Mesothelioma, as we know, does not respect fame, fortune, fitness, beauty
or power. It has taken down movie stars (
Steve McQueen), athletes (
Merlin Olsen), artists (
Warren Zevon), politicians (
Bruce Vento), and warriors, such as
Admiral Elmo Zumwalt.
Back in the late 1990s, when I helped launch the first-ever meso medical
research foundation (
), Congressman Bruce Vento had just been diagnosed. Although his plate
was full, and understandably he was reluctant to let the
asbestos cancer shape his legacy, he agreed to serve on MARF’s board of directors.
Vento was exposed to asbestos while working construction jobs earlier
in his career.
About the same time, Admiral Zumwalt, who served as the Chief Naval Officer
from 1970 to 1974, was also diagnosed, and soon after he passed away.
Admiral Zumwalt was exposed to asbestos while serving his country on Navy
ships. His mesothelioma was truly a “war-related disease.”
I was privileged to meet Congressman Vento, but I never met Admiral Zumwalt.
We reached out to the Admiral’s children at the time his condition
was made public to ask whether they would be interested in by serving
on MARF’s Board. Mouzetta Zumwalt-Weathers agreed.

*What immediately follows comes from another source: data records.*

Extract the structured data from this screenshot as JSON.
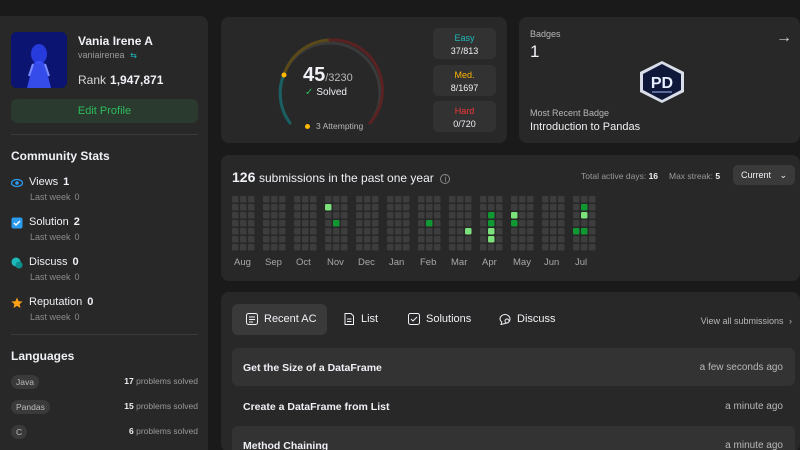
{
  "profile": {
    "name": "Vania Irene A",
    "username": "vaniairenea",
    "rank_label": "Rank",
    "rank_value": "1,947,871",
    "edit_label": "Edit Profile"
  },
  "community": {
    "title": "Community Stats",
    "stats": [
      {
        "label": "Views",
        "value": "1",
        "sub_label": "Last week",
        "sub_value": "0",
        "icon": "eye-icon"
      },
      {
        "label": "Solution",
        "value": "2",
        "sub_label": "Last week",
        "sub_value": "0",
        "icon": "check-square-icon"
      },
      {
        "label": "Discuss",
        "value": "0",
        "sub_label": "Last week",
        "sub_value": "0",
        "icon": "discuss-icon"
      },
      {
        "label": "Reputation",
        "value": "0",
        "sub_label": "Last week",
        "sub_value": "0",
        "icon": "star-icon"
      }
    ]
  },
  "languages": {
    "title": "Languages",
    "items": [
      {
        "name": "Java",
        "count": "17",
        "suffix": "problems solved"
      },
      {
        "name": "Pandas",
        "count": "15",
        "suffix": "problems solved"
      },
      {
        "name": "C",
        "count": "6",
        "suffix": "problems solved"
      }
    ]
  },
  "solved": {
    "count": "45",
    "total": "/3230",
    "label": "Solved",
    "attempting": "3 Attempting",
    "difficulties": [
      {
        "name": "Easy",
        "value": "37/813",
        "color": "#1cbaba"
      },
      {
        "name": "Med.",
        "value": "8/1697",
        "color": "#ffb700"
      },
      {
        "name": "Hard",
        "value": "0/720",
        "color": "#f63737"
      }
    ]
  },
  "badges": {
    "label": "Badges",
    "count": "1",
    "recent_label": "Most Recent Badge",
    "recent_name": "Introduction to Pandas",
    "badge_text": "PD"
  },
  "heatmap": {
    "count": "126",
    "title_suffix": "submissions in the past one year",
    "active_label": "Total active days:",
    "active_value": "16",
    "streak_label": "Max streak:",
    "streak_value": "5",
    "selector": "Current",
    "months": [
      "Aug",
      "Sep",
      "Oct",
      "Nov",
      "Dec",
      "Jan",
      "Feb",
      "Mar",
      "Apr",
      "May",
      "Jun",
      "Jul"
    ],
    "active_cells": [
      {
        "month": "Nov",
        "week": 0,
        "day": 1,
        "level": 2
      },
      {
        "month": "Nov",
        "week": 1,
        "day": 3,
        "level": 1
      },
      {
        "month": "Feb",
        "week": 1,
        "day": 3,
        "level": 1
      },
      {
        "month": "Mar",
        "week": 2,
        "day": 4,
        "level": 2
      },
      {
        "month": "Apr",
        "week": 1,
        "day": 2,
        "level": 1
      },
      {
        "month": "Apr",
        "week": 1,
        "day": 3,
        "level": 1
      },
      {
        "month": "Apr",
        "week": 1,
        "day": 4,
        "level": 2
      },
      {
        "month": "Apr",
        "week": 1,
        "day": 5,
        "level": 2
      },
      {
        "month": "May",
        "week": 0,
        "day": 2,
        "level": 2
      },
      {
        "month": "May",
        "week": 0,
        "day": 3,
        "level": 1
      },
      {
        "month": "Jul",
        "week": 1,
        "day": 1,
        "level": 1
      },
      {
        "month": "Jul",
        "week": 1,
        "day": 2,
        "level": 2
      },
      {
        "month": "Jul",
        "week": 1,
        "day": 4,
        "level": 1
      },
      {
        "month": "Jul",
        "week": 0,
        "day": 4,
        "level": 1
      }
    ],
    "colors": {
      "empty": "#3d3d3d",
      "level1": "#109932",
      "level2": "#7be27b"
    }
  },
  "tabs": {
    "items": [
      {
        "label": "Recent AC",
        "icon": "list-check-icon"
      },
      {
        "label": "List",
        "icon": "document-icon"
      },
      {
        "label": "Solutions",
        "icon": "check-box-icon"
      },
      {
        "label": "Discuss",
        "icon": "chat-search-icon"
      }
    ],
    "view_all": "View all submissions"
  },
  "submissions": [
    {
      "title": "Get the Size of a DataFrame",
      "time": "a few seconds ago"
    },
    {
      "title": "Create a DataFrame from List",
      "time": "a minute ago"
    },
    {
      "title": "Method Chaining",
      "time": "a minute ago"
    }
  ]
}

Branding Meso as a War-Related Disease
In the early days, Mouzetta helped MARF shape it’s research and advocacy
agenda. This included the effort to re-define mesothelioma as a “
service connected disability” for thousands of asbestos-exposed US Navy Veterans. We hoped the
“rebranding” would help persuade Congress and the DOD, in
particular, to establish an asbestos cancer research program, much in
the same way as it did for Agent Orange injured veterans.
In the early 2000s, there was also an effort in Washington, D.C., led by
Senator Patty Murray, to ban asbestos. It was during this mission that
I had the honor of meeting retired Lt. Colonel Jim Zumwalt (USMC). Jim gave a
passionate speechon the day the bill to ban asbestos was announced, a speech laced with
history, poetry, and the call to duty.
Jim Zumwalt became my hero of sorts. Like his father, who was not afraid
to shake things up in the pursuit of progress, Jim expressed indignant
disbelief that despite knowing about asbestos diseases since the early
1900s, and despite the thousands of warriors and civilians whose lives
were cut short by asbestos, the US Government had yet to
ban the evil carcinogen.
I'd Share A Fox Hole with this Guy
I was at once struck by Jim’s palpable strength, his charismatic
leadership and his Homeric honor. I remember thinking at the time that
if I was ever thrown into combat I’d like this guy in my fox hole.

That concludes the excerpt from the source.